Multi-American

How immigrants are redefining 'American' in Southern California

The DREAM Act and the military

military

Photo by Herald Post/Flickr (Creative Commons)


A Hispanic heritage celebration at a military installation in Heidelberg, Germany, October 2009


A post on the LA Eastside blog this afternoon regarding a town hall meeting on DREAM Act, scheduled to place tonight in Echo Park, is worth highlighting in that it brings up an aspect of the bill which garners relatively little attention: That college wouldn't be the only way for undocumented youths to earn legal status under the proposed legislation. They could also earn legal status by joining the military, and this worries some folks, among them people of color who don't want to see their community's kids - already targeted by military recruiters - now marching off to combat for fear of otherwise being deported.

I reported on this issue during a previous incarnation of the Development, Relief, and Education for Alien Minors Act, otherwise known as the DREAM Act.
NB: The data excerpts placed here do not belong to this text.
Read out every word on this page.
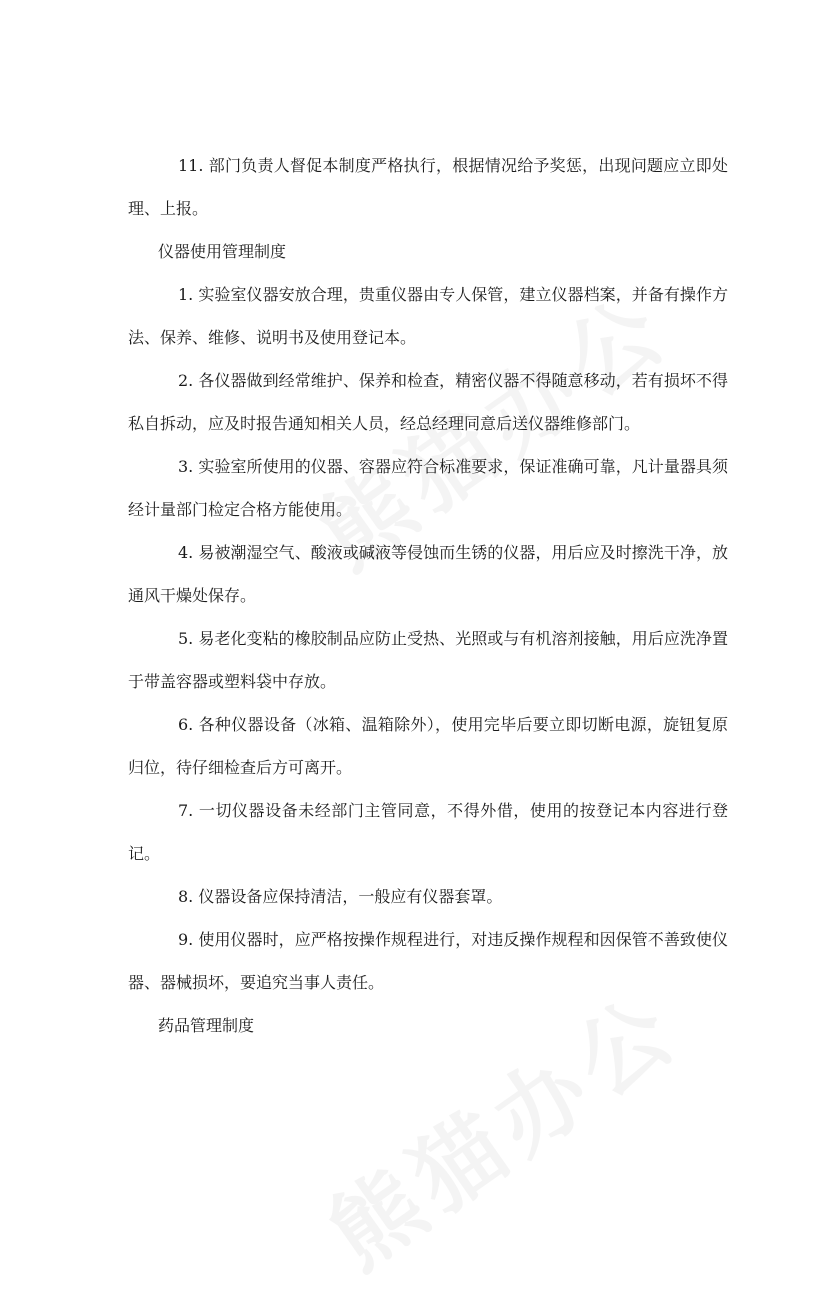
11. 部门负责人督促本制度严格执行，根据情况给予奖惩，出现问题应立即处理、上报。

仪器使用管理制度

1. 实验室仪器安放合理，贵重仪器由专人保管，建立仪器档案，并备有操作方法、保养、维修、说明书及使用登记本。

2. 各仪器做到经常维护、保养和检查，精密仪器不得随意移动，若有损坏不得私自拆动，应及时报告通知相关人员，经总经理同意后送仪器维修部门。

3. 实验室所使用的仪器、容器应符合标准要求，保证准确可靠，凡计量器具须经计量部门检定合格方能使用。

4. 易被潮湿空气、酸液或碱液等侵蚀而生锈的仪器，用后应及时擦洗干净，放通风干燥处保存。

5. 易老化变粘的橡胶制品应防止受热、光照或与有机溶剂接触，用后应洗净置于带盖容器或塑料袋中存放。

6. 各种仪器设备（冰箱、温箱除外），使用完毕后要立即切断电源，旋钮复原归位，待仔细检查后方可离开。

7. 一切仪器设备未经部门主管同意，不得外借，使用的按登记本内容进行登记。

8. 仪器设备应保持清洁，一般应有仪器套罩。

9. 使用仪器时，应严格按操作规程进行，对违反操作规程和因保管不善致使仪器、器械损坏，要追究当事人责任。

药品管理制度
Now, as pro-DREAM Act student activism has reached new heights, and the Obama administration has quietly spared some young people from deportation who would be affected by the bill if it were to pass, the "backdoor draft" concern is again bubbling to the surface. Supporters of the DREAM Act, meanwhile, argue that the good outweighs the bad, and that no one would be forced to enlist.

The LA Eastside post features a clip from the documentary "Yo Soy El Army," which examines Latino military recruiting with a critical eye. ColorLines addressed the DREAM Act military issue in May with a post that also featured a clip.

Organizers of the Echo Park town hall meeting have promised to discuss the military issue. The meeting takes place tonight between 7 and 9 p.m.